Thursday, April 22, 2010

English History's Mysteries

My mysteries, for the most part, take place in the past. I've written two games occurring during the 1920s, one happens in Regency England, a script taking place in 1959 and two celebrating the '60s and '70s. As many of you know, my novel (now locked into a never-finished edit) takes place in 1935. I've always been interested in history - English history was my first love, but I've also read a great deal about French, Scottish, Irish and Russian history. I love reading historical fiction and have no problem with writers giving me 'what-ifs' to ponder - especially about some of England's biggest still-unresolved mysteries.

Here's a handful of English mysteries.
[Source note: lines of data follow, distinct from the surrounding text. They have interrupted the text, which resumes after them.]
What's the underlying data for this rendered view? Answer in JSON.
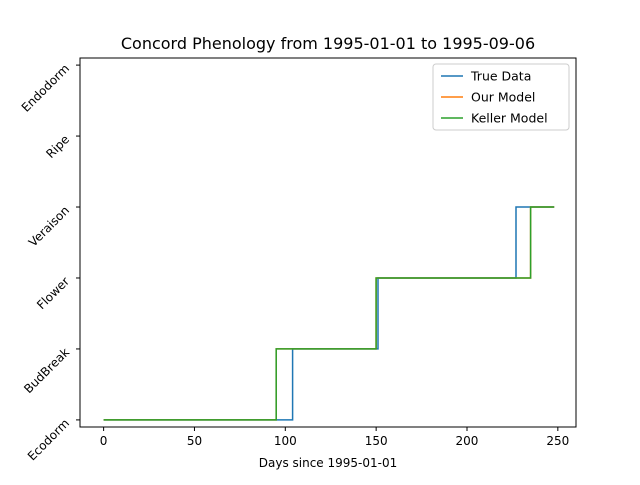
{
  "chart_data": {
    "type": "line",
    "title": "Concord Phenology from 1995-01-01 to 1995-09-06",
    "xlabel": "Days since 1995-01-01",
    "ylabel": "",
    "xlim": [
      -13,
      260
    ],
    "ylim": [
      -0.1,
      5.1
    ],
    "x_ticks": [
      0,
      50,
      100,
      150,
      200,
      250
    ],
    "y_tick_values": [
      0,
      1,
      2,
      3,
      4,
      5
    ],
    "y_tick_labels": [
      "Ecodorm",
      "BudBreak",
      "Flower",
      "Veraison",
      "Ripe",
      "Endodorm"
    ],
    "grid": false,
    "legend_position": "top-right",
    "series": [
      {
        "name": "True Data",
        "color": "#1f77b4",
        "x": [
          0,
          104,
          104,
          151,
          151,
          227,
          227,
          248
        ],
        "y": [
          0,
          0,
          1,
          1,
          2,
          2,
          3,
          3
        ]
      },
      {
        "name": "Our Model",
        "color": "#ff7f0e",
        "x": [
          0,
          95,
          95,
          150,
          150,
          235,
          235,
          248
        ],
        "y": [
          0,
          0,
          1,
          1,
          2,
          2,
          3,
          3
        ]
      },
      {
        "name": "Keller Model",
        "color": "#2ca02c",
        "x": [
          0,
          95,
          95,
          150,
          150,
          235,
          235,
          248
        ],
        "y": [
          0,
          0,
          1,
          1,
          2,
          2,
          3,
          3
        ]
      }
    ]
  }
}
Puzzle over them.

King Arthur
Did he really exist? If he did, he wasn't the King Arthur of the movies with all the knights in shining armor and the ladies in the veiled cone hats. There seems to be some proof he was an ancient Saxon or Welsh king, but no one knows for sure.

The Princes in the Tower
What happened to them? Some historians say Richard III had them killed, some say it was Henry VII's mother, some say it Henry himself. Still others say they were never killed at all, but escaped to continental Europe and the younger prince showed up during Henry VII's reign, leading a rebellion against the Tudor king.

Anne Boylen
Was she really guilty of adultery or was it a trumped up charge? I believe she was innocent. Anne Boleyn has always struck me as a rather clever woman, and fooling around on Henry VIII would have been an incredibly stupid and dangerous thing to do. On the other hand, however, she knew her life depended on giving Henry a son.

Mary, Queen of Scots
Did she write the Casket Letters? These were letters supposedly written by Mary to Lord Bothwell (whom she would later marry) showing her complicity in the murder of her second husband, Lord Darnley. No one knows if she was the author.

Jack the Ripper
Who was he? Theories have risen over the years, but the definitive answer has never been found.

Do you have a favourite historical mystery?
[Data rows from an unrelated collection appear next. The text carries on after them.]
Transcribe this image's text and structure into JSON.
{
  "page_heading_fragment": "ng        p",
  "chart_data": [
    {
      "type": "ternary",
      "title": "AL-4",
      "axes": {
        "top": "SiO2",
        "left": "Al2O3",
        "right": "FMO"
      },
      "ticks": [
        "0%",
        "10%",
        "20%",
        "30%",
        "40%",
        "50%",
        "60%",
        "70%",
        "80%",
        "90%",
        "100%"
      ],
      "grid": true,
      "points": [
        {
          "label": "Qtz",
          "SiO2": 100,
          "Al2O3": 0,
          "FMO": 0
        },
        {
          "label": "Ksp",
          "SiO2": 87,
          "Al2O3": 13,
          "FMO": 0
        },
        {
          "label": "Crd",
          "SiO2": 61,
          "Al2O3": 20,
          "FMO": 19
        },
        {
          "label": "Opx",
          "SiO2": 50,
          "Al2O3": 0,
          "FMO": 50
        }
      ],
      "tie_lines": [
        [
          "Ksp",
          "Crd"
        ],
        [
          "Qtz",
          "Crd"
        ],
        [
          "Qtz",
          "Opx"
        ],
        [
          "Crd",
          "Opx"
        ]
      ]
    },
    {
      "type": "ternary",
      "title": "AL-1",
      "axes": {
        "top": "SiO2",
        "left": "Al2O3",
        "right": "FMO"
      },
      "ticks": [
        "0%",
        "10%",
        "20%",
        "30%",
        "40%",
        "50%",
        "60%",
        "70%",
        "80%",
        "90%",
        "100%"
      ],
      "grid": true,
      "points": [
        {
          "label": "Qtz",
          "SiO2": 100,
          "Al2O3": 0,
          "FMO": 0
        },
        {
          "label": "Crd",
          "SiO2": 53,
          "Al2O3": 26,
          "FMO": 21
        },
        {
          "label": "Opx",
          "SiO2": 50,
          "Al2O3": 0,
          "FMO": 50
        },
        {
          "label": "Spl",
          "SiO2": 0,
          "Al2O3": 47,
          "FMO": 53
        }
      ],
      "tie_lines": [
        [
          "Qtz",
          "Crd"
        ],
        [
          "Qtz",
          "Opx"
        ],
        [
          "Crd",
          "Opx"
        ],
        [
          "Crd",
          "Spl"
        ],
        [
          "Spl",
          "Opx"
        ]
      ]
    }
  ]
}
  1. I don't have a favorite, but like you, I love historical fiction and history in general. It's what I love so much about traveling in Europe. I get to see so much of it. When we went to Glastonbury, it is supposedly the sight of King Arthur's grave. Who's there if he didn't exist?
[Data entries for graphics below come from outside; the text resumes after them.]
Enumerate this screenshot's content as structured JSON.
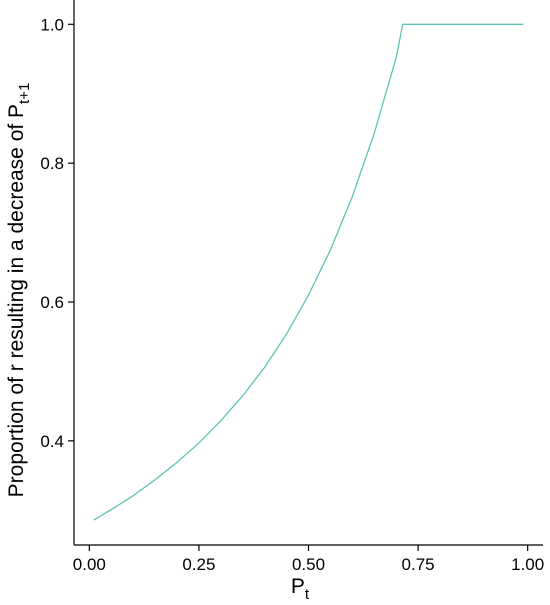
{
  "chart_data": {
    "type": "line",
    "xlabel": {
      "base": "P",
      "subscript": "t"
    },
    "ylabel": {
      "text": "Proportion of r resulting in a decrease of ",
      "base": "P",
      "subscript": "t+1"
    },
    "xlim": [
      -0.035,
      1.035
    ],
    "ylim": [
      0.25,
      1.035
    ],
    "x_ticks": [
      0.0,
      0.25,
      0.5,
      0.75,
      1.0
    ],
    "x_tick_labels": [
      "0.00",
      "0.25",
      "0.50",
      "0.75",
      "1.00"
    ],
    "y_ticks": [
      0.4,
      0.6,
      0.8,
      1.0
    ],
    "y_tick_labels": [
      "0.4",
      "0.6",
      "0.8",
      "1.0"
    ],
    "grid": false,
    "line_color": "#5fc2b6",
    "series": [
      {
        "x": [
          0.01,
          0.05,
          0.1,
          0.15,
          0.2,
          0.25,
          0.3,
          0.35,
          0.4,
          0.45,
          0.5,
          0.55,
          0.6,
          0.65,
          0.7,
          0.715,
          0.75,
          0.8,
          0.85,
          0.9,
          0.95,
          0.99
        ],
        "y": [
          0.286,
          0.301,
          0.321,
          0.344,
          0.369,
          0.397,
          0.429,
          0.465,
          0.506,
          0.554,
          0.61,
          0.675,
          0.752,
          0.843,
          0.952,
          1.0,
          1.0,
          1.0,
          1.0,
          1.0,
          1.0,
          1.0
        ]
      }
    ]
  }
}
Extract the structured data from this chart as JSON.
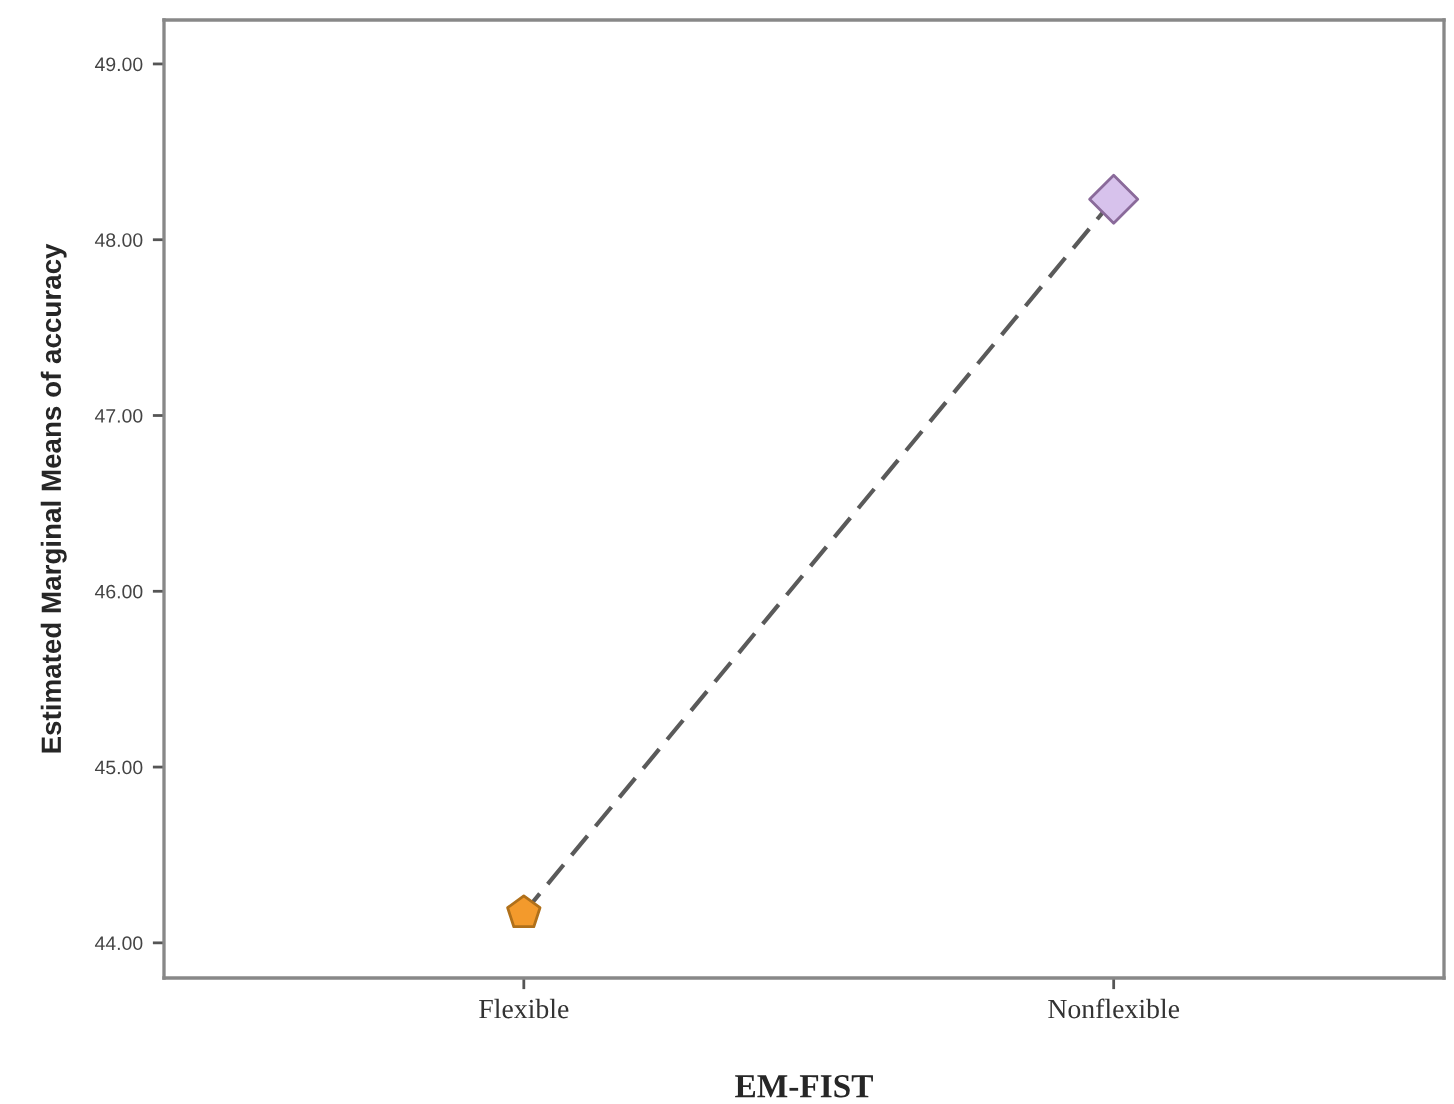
{
  "chart_data": {
    "type": "line",
    "xlabel": "EM-FIST",
    "ylabel": "Estimated Marginal Means of accuracy",
    "categories": [
      "Flexible",
      "Nonflexible"
    ],
    "series": [
      {
        "color": "#5a5a5a",
        "values": [
          44.17,
          48.23
        ],
        "line_style": "dashed",
        "marker": "none"
      },
      {
        "type": "scatter",
        "color": "#f39a2c",
        "values": [
          44.17,
          null
        ]
      },
      {
        "type": "scatter",
        "color": "#d7c2ec",
        "values": [
          null,
          48.23
        ],
        "marker": "diamond"
      }
    ],
    "ylim": [
      43.8,
      49.25
    ],
    "yticks": [
      {
        "value": 44,
        "label": "44.00"
      },
      {
        "value": 45,
        "label": "45.00"
      },
      {
        "value": 46,
        "label": "46.00"
      },
      {
        "value": 47,
        "label": "47.00"
      },
      {
        "value": 48,
        "label": "48.00"
      },
      {
        "value": 49,
        "label": "49.00"
      }
    ],
    "grid": false,
    "legend": false
  }
}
  2. Karen; Who knows? So much of King Arthur's story is legend and not based on factual history. This is why so many books are still being written giving new theories on who he really was - if he existed at all.

  3. All exciting mysteries here. I find mysteries everywhere.

  4. The King Arthur story/legend/myth, whatever is was or is a combination of has always fascinated me.

  5. Carol; Good for you! My biggest mysteries are "what's for dinner?" and "what did the cat just throw up?"

    Old Silly: I think its enduring fascination is that there's something in the story for everyone. I know many fans as well.

  6. Elspeth - Oooh, those are all wonderful mysteries to ponder; they really are. You've actually mentioned two of my favorites: King Arthur and Mary, Queen of Scots. Both of them intrigue me. Jack the Ripper is an interesting one, too... always, interesting "food for thought." Oh, and what about those stories of Robin Hood. How accurate are they? Did he really exist?

  7. Margot; I thought about adding Robin Hood to the mix- another fascinating mystery. His legend similar to King Arthur's in many ways. Coincidence?

  8. I always liked the "what happened to the Ninth Legion mystery" except these days it seems it was probably not wiped out in Britain at all.

  9. I liked Atlantis and the Lost Colony. :) But they're not English mysteries!